The Indonesian case shows that the lack of legal instruments governing access and benefit sharing for human biological resources is a pressing concern in a world where international consortia need to work together to monitor and protect global public health. In January 2010, the Indonesian health minister, Dr Endang Rahayu Sedyaningsih, said: ‘We still insist that the responsibility to share viruses should be on an equal footing with the benefits we receive’ (IRIN 2010). Indonesia is not the only country to be hit by a flu epidemic and then later demand a better benefit-sharing regime in return for access to resources. In 2009, Mexico was hit by the swine flu virus (H2N1). Commenting at the 126th session of the WHO’s executive board in January 2010, the Mexican government noted that cooperation was essential to combat swine flu. However, it also noted that even with a mechanism for sharing viruses, there had not been a sharing of benefits. ‘We have limited stock of vaccines and only a few countries have access to it’ (TWN 2010). The Mexican government added that it was essential for an agreement to be reached on benefit sharing.

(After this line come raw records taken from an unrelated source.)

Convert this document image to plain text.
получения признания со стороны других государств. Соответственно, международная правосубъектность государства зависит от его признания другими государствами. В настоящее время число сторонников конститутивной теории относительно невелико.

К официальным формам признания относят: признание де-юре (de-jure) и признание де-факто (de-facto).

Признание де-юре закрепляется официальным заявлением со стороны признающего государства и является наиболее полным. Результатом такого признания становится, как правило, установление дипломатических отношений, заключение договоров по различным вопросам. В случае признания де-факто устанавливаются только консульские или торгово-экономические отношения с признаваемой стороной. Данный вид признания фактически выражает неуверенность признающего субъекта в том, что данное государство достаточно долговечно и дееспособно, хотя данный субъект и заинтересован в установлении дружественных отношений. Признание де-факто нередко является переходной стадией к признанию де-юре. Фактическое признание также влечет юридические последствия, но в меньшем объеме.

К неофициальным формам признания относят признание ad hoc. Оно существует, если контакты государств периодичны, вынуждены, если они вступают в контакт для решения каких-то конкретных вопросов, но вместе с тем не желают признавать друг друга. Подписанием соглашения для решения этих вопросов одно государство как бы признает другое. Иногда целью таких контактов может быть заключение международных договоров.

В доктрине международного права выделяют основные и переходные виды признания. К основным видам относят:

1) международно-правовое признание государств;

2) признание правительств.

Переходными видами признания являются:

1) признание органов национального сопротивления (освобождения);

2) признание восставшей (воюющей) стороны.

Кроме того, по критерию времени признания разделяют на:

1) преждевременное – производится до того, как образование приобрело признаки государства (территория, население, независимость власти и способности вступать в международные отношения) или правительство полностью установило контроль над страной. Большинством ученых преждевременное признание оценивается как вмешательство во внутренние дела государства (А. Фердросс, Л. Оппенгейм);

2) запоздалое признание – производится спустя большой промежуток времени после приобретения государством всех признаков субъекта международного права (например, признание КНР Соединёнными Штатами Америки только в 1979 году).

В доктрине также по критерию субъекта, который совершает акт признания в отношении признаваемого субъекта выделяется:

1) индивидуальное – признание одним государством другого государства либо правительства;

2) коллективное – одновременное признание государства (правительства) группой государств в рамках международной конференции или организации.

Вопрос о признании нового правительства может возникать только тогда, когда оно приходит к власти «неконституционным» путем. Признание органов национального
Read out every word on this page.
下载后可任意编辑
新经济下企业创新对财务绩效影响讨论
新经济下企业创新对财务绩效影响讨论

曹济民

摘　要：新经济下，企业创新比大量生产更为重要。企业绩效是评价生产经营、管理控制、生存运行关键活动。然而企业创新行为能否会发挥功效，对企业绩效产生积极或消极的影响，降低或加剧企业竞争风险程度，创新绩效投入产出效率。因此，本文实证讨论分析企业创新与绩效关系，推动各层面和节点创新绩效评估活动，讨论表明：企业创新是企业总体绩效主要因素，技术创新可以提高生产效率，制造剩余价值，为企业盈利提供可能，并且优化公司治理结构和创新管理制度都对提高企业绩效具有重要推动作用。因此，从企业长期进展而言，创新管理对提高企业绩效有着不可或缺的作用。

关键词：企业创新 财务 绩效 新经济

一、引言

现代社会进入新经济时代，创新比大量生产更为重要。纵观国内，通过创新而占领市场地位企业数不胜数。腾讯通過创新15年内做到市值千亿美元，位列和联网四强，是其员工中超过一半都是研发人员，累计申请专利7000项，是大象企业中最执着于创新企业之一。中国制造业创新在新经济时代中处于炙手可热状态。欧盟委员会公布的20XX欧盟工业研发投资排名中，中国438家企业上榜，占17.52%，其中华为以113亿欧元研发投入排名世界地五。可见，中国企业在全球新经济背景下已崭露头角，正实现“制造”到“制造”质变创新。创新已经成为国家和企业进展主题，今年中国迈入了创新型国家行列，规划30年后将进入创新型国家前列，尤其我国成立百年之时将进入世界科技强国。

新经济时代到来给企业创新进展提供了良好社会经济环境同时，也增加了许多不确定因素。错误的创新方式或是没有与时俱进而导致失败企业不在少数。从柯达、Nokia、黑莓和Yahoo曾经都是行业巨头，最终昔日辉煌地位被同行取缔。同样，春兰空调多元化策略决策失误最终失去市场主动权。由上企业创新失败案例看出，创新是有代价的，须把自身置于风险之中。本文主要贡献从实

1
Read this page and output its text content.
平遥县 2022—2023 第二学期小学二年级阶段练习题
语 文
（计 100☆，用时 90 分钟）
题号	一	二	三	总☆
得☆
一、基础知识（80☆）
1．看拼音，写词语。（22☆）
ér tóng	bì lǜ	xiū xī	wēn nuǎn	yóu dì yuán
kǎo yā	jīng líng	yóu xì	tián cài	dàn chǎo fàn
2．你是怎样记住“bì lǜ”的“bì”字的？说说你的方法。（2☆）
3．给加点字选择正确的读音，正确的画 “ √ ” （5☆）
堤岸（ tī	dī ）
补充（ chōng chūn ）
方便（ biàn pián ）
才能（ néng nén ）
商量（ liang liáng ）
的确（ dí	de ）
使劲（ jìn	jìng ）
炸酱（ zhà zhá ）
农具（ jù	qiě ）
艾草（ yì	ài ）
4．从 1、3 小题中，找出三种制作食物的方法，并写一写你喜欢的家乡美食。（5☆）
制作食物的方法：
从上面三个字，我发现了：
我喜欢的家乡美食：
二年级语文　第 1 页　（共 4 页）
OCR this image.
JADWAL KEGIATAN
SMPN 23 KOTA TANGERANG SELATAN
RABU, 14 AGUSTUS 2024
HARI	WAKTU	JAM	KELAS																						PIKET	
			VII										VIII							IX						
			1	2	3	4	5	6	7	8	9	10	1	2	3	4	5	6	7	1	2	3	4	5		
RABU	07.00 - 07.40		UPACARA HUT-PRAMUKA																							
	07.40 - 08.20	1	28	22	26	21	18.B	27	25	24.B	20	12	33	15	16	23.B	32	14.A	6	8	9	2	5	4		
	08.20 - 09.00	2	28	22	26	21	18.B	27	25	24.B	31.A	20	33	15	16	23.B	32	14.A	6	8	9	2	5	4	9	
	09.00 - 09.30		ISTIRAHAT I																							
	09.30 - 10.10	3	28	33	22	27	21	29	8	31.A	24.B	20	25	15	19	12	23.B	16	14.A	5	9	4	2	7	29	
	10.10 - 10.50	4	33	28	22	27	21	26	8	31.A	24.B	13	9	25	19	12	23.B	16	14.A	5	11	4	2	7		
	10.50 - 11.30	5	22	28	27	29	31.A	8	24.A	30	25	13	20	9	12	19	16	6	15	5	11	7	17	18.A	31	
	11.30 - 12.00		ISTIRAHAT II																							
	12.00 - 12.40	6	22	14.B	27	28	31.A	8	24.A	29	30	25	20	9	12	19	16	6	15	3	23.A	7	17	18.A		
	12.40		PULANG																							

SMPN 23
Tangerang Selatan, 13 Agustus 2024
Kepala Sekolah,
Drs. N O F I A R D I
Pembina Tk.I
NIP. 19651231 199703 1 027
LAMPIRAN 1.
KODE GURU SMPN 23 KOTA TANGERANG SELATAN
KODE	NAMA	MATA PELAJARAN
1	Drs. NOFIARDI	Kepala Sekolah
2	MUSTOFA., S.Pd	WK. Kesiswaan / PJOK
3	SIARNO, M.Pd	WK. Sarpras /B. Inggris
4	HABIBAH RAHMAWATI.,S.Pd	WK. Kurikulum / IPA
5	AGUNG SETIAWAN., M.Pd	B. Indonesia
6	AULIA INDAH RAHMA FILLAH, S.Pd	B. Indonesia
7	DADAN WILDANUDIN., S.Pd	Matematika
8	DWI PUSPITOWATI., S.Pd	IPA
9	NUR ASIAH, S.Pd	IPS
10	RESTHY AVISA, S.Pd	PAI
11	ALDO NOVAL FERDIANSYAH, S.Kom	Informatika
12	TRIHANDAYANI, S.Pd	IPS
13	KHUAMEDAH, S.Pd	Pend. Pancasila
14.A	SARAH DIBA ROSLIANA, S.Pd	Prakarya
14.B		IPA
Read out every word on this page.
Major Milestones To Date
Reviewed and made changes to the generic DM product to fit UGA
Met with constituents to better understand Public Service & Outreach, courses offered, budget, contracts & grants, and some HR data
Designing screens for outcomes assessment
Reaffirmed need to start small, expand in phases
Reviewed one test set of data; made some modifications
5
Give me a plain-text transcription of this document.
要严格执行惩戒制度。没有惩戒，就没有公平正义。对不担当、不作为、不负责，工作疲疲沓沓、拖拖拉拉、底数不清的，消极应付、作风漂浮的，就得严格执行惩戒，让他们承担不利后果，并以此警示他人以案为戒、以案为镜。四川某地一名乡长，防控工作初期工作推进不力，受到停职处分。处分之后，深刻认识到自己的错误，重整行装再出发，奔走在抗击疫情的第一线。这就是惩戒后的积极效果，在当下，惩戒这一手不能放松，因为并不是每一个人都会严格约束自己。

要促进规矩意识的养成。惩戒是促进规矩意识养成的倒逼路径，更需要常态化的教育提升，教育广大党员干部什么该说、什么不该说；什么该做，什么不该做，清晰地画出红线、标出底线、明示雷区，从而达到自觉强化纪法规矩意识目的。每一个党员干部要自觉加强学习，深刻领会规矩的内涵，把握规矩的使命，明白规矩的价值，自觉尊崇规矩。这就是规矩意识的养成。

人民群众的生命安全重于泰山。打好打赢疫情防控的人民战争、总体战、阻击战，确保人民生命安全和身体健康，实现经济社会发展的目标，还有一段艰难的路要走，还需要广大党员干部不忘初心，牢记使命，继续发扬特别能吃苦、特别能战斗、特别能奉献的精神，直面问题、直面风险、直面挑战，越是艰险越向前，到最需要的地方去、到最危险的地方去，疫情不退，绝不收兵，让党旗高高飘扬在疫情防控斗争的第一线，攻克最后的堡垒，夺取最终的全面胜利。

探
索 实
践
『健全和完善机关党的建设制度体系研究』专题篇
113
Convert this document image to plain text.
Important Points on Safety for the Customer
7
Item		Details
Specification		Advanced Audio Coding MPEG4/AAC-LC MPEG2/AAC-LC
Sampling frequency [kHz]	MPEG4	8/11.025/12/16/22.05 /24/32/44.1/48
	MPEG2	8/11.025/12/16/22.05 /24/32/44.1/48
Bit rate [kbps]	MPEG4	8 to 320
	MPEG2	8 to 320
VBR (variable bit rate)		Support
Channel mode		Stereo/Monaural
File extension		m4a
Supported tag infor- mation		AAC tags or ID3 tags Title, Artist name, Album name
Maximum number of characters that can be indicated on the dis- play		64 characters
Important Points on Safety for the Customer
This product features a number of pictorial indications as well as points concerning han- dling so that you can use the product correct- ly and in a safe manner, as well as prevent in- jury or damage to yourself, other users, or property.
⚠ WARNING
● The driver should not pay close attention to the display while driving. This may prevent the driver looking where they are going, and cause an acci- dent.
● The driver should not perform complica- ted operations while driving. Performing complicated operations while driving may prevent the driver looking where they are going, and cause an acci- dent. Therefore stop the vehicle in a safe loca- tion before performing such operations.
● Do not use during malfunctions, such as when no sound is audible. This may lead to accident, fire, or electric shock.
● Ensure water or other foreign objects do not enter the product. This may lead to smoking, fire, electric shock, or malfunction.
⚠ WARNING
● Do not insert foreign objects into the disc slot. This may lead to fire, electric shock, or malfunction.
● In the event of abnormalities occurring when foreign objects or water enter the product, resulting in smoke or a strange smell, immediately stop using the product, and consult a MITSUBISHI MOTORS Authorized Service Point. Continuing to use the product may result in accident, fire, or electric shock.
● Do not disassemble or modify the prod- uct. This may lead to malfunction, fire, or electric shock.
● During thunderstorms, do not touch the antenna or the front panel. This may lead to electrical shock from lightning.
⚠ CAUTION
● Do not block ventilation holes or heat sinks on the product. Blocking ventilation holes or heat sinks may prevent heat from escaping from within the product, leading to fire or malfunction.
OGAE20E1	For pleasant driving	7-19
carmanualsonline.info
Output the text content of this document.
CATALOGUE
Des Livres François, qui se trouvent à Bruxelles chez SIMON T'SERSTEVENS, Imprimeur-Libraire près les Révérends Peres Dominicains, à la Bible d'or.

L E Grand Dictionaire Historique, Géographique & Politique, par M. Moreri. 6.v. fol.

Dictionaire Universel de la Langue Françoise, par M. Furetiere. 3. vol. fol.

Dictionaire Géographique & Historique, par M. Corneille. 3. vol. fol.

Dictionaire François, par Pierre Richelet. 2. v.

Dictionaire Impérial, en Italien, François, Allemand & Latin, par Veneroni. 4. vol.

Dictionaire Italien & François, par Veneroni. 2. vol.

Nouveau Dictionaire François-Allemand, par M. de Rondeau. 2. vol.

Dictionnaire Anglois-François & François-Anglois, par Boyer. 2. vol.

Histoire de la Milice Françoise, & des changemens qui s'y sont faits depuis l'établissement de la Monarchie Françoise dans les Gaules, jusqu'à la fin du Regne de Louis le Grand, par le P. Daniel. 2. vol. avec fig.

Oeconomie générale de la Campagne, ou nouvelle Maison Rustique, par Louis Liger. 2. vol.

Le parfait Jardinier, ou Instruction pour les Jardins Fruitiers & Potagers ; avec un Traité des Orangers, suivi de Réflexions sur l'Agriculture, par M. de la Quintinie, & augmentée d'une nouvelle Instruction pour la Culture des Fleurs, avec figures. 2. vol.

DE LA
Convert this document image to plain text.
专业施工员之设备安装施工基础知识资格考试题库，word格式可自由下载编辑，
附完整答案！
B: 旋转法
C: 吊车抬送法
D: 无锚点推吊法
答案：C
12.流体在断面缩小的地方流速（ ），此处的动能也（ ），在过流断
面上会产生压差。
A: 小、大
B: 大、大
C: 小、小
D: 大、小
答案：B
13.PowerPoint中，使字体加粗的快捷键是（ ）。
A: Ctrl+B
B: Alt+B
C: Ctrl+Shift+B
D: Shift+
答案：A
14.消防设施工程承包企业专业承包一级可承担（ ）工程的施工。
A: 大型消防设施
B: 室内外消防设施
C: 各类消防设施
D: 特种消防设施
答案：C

Every new global health crisis makes it clearer that despite the exclusion of human biological resources from the CBD, a solution to the question of access to those resources and the sharing of benefits from them will have to be found. In this context, the WHO initiative, which has resulted in a new framework on virus sharing to protect global public health, is a first step towards a global resolution. At the same time, it is noteworthy that the Nagoya Protocol (see Chap. 3) makes reference to the need to ensure access to human pathogens (such as influenza viruses) for public health purposes. This indicates that a more inclusive approach to access and benefit sharing for genetic resources may be possible in the medium-term future (see also Chap. 7).

However, while public attention is captured more easily by global pandemics, the case of the Nairobi sex workers illustrates that the exploitation issues noted by the Indonesian government are not limited to virus sharing. Chapters 7 and 8 outline policy responses to the current gap in the global legal framework governing access and benefit sharing.